The main issues now are getting a permanent bench built ... I'm hoping [an iron worker] will also be able to build a kickstand. That will make life a lot easier. Once that is done, I will be heading to Old Town to scout some locations.

The idea to do this was mostly about fun. I like performing. It will also be free advertising for my business and useful for our public events where there's no piano. There are other reasons that have been coming to me since I started working on this. These are not quickly explained but here we go:

One of the main reasons that human industrial civilization is in the trouble it's in, is our reliance on logic and reason. Not that they are inherently bad, but more that we exclude other forms of "thinking" as irrelevant to "serious" decision making. And so, with every new invention and problem, we have used logic and reason to dig ourselves into a hole of extreme proportions. Someone once said, when you find yourself in a hole the first thing to do is stop digging.
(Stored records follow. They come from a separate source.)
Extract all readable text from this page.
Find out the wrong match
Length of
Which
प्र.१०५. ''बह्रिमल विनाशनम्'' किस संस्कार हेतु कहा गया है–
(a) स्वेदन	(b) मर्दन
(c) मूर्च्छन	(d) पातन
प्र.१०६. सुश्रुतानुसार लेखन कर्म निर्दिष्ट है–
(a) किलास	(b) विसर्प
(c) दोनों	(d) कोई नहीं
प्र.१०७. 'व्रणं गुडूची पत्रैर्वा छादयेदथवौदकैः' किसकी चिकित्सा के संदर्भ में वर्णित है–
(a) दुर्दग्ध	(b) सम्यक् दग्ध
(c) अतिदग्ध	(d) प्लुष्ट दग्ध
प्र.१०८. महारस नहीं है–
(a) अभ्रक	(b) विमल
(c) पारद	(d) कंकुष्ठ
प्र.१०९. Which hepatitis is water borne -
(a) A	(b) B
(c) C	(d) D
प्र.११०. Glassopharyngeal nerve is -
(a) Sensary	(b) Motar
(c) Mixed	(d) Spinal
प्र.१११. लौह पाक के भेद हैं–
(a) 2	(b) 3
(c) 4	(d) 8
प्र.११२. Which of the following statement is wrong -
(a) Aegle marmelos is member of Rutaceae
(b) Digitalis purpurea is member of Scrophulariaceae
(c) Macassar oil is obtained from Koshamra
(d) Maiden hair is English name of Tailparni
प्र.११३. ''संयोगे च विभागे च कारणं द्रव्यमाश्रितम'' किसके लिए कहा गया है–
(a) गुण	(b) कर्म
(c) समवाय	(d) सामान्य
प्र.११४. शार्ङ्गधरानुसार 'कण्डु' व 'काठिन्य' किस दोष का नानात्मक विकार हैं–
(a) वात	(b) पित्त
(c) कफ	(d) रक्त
I see art, in all its forms as a direct way to say "stop digging". Not to say it in words but as people stop to listen to music or view any form of art they are stopping. Stopping is one of the main things we need to do in this society. Stopping to enjoy art gets people into their right brain and out of their left brain where the logic and reason resides. The right brain allows a range of other ways to perceive the world. Contemplation of beauty, experiencing emotion, intuition and just plain being happy to be alive, to name a few. I think over time this idea will evolve and certainly the expression of it will.

If David's new thinking about how to bring music to people encourages new ways of thinking about art and society, then David is bound to succeed.

— Qrys Cunningham

Repair Café Pasadena

Photo by Therese Brummel, taken at Jackie Robinson Post Office Native Garden.
Transition Pasadena is a community group working to make positive changes in our community as we face global climate change, peak oil, and economic uncertainty. We share our skills working on projects to increase local resilience and strengthen community connections. Our members live in Pasadena, Altadena, and nearby neighborhoods including Highland Park and Eagle Rock.